With a physics degree and a love of data, I could easily be described as a ‘Geek’ myself. Yet I find the Geek movement to be highly troubling, and would like to distance myself from it. Many Geeks also self-identify as ‘rationalists’ or ‘skeptics’, and Mark Henderson has spoken at countless Skeptics in the Pub events to preach to the choir.

I have a number of problems with the Geek movement, not least of all the implicit arrogance of the thing. In the New Statesman article written by Ince and Cox, they compare science to ‘mere opinion’ in the headline, and continue to assert that science provides the only valid form of evidence, and is ‘the only way we have of exploring nature’. This fundamentally closed-minded attitude appeals to badge-wearing Geeks, but will only alienate the audiences who don’t already agree.

The Geek movement also seems to have subsumed the atheist movement, with some rather unhealthy outcomes. Neil deGrasse Tyson, a well-known darling of the Geek movement, found himself ‘constantly claimed by atheists’ and had to publicly distance himself from the atheist movement. The commonly-claimed link between science and atheism is harmful to the image of science, and to scientists such as DeGrasse Tyson.

It is worth noting that many proponents of the Geek movement such as Mark Henderson and Robin Ince are not themselves scientifically trained. This is not to say that they are not qualified to comment on or campaign for science, but there is a tendency for Geeks to worship an idealised notion of ‘science’. As a result, science and scientists are elevated to a privileged position of assumed authority, and Geeks will happily promote anything with a whiff of ‘science’ or ‘rationalism’.

At a Science Communication conference in September, sociologist Steve Fuller described the Geek movement as the ‘new petite bourgeoisie’. Although the session drew to a close before the concept was discussed in depth, I would be tempted to agree with Fuller’s assessment. The term petite bourgeoisie refers to a social class who seek to emulate the traditions and values of the higher (upper-middle class) ‘bourgeoisie’. We might therefore label a Geek as a ‘petit scientiste’, since many Geeks lay claim to some idealised version of the scientific method. As Fuller pointed out at the conference, many Geeks are ‘computer jocks’ with no real experience of science in practice.

So what’s the problem? If we have this movement of Geeks, rationalists, skeptics, atheists – whatever they choose to call themselves – are they really harming anyone? It is my view that the movement is inherently damaging to science as it becomes characterised by the more sneering, self-righteous elements. The tone of superiority adopted by many Geeks, including Ince and Cox, does little to persuade those who are not already ‘converted’. Instead, it fosters a thoroughly masturbatory environment in which Geeks congratulate Geeks for promoting Geek philosophies.
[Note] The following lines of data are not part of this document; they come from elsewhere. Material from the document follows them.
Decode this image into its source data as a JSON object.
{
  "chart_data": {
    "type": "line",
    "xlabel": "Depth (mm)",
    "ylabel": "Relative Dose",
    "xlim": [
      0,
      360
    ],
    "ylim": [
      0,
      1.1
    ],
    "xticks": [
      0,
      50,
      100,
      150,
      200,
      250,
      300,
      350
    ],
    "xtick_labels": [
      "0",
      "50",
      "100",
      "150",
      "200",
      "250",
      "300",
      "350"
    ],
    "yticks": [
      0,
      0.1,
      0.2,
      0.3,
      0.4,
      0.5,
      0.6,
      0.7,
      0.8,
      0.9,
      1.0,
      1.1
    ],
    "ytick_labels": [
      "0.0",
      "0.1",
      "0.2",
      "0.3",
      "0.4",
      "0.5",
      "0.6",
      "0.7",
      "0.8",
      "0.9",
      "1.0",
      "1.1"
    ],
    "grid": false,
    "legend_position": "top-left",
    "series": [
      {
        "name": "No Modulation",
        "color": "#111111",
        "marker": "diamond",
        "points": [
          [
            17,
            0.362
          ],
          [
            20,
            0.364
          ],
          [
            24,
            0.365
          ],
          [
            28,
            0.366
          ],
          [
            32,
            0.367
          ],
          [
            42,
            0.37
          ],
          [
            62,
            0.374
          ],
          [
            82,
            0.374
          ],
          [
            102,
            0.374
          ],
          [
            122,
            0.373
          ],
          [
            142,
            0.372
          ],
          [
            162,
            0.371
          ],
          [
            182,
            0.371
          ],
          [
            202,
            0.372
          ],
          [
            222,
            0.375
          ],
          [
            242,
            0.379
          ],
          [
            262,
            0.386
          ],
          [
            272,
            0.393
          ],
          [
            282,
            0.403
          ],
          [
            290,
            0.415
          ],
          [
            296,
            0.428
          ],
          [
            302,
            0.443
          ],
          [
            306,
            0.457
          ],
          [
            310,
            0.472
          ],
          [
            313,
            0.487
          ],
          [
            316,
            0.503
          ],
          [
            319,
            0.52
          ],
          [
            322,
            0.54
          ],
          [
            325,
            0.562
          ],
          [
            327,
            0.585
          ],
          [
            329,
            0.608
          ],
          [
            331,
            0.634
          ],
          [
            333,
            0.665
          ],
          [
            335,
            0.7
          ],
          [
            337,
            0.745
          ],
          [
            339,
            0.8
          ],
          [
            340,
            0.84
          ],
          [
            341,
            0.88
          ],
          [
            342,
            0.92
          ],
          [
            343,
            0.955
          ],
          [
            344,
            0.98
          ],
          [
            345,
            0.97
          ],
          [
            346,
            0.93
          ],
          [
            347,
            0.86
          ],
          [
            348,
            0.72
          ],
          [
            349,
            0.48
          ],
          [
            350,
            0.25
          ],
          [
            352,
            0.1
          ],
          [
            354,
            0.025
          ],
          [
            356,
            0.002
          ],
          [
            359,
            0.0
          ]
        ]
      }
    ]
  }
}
I do not find such circle-jerks particularly constructive, but they are all too common in the science communication world.

Following that rant, you could be forgiven for thinking that I am in some way against evidence-based policy, good scientific advice or anything else championed by the Geek movement. I am not. I am strongly in favour of improving the handling of science in Westminster, but would like to see more reasoned discussion around the issues. Scientific evidence is not the only type of evidence that politicians should consider, and to dismiss anything else as ‘mere opinion’ prevents any meaningful dialogue. No ‘anti-science’ politician is going to be won over by derision; insulting their intelligence is more likely to cement their position. I would like to see a more measured response, where Geeks present evidence in a more measured and tolerant way.

In November, I organised an event with the Society of Biology to question the notion that Parliament would be improved if we stuffed it full of scientists. In an online poll before the event, 96% of people wanted to see more scientists in Parliament. Following a measured discussion between the panellists, the final percentage was closer to 60%. Jack Stilgoe and Evan Harris argued against the motion, and Stilgoe subsequently posted an excellent summary of the arguments on his blog.

This is the sort of discussion that I would like to see more of in the mainstream media. Give me Stilgoe and Harris over Ince and Cox any day.  To me, those who make reasoned arguments to doubtful (or even hostile) audiences are far more valuable than those who bask in the approval of a homogenous Geek community.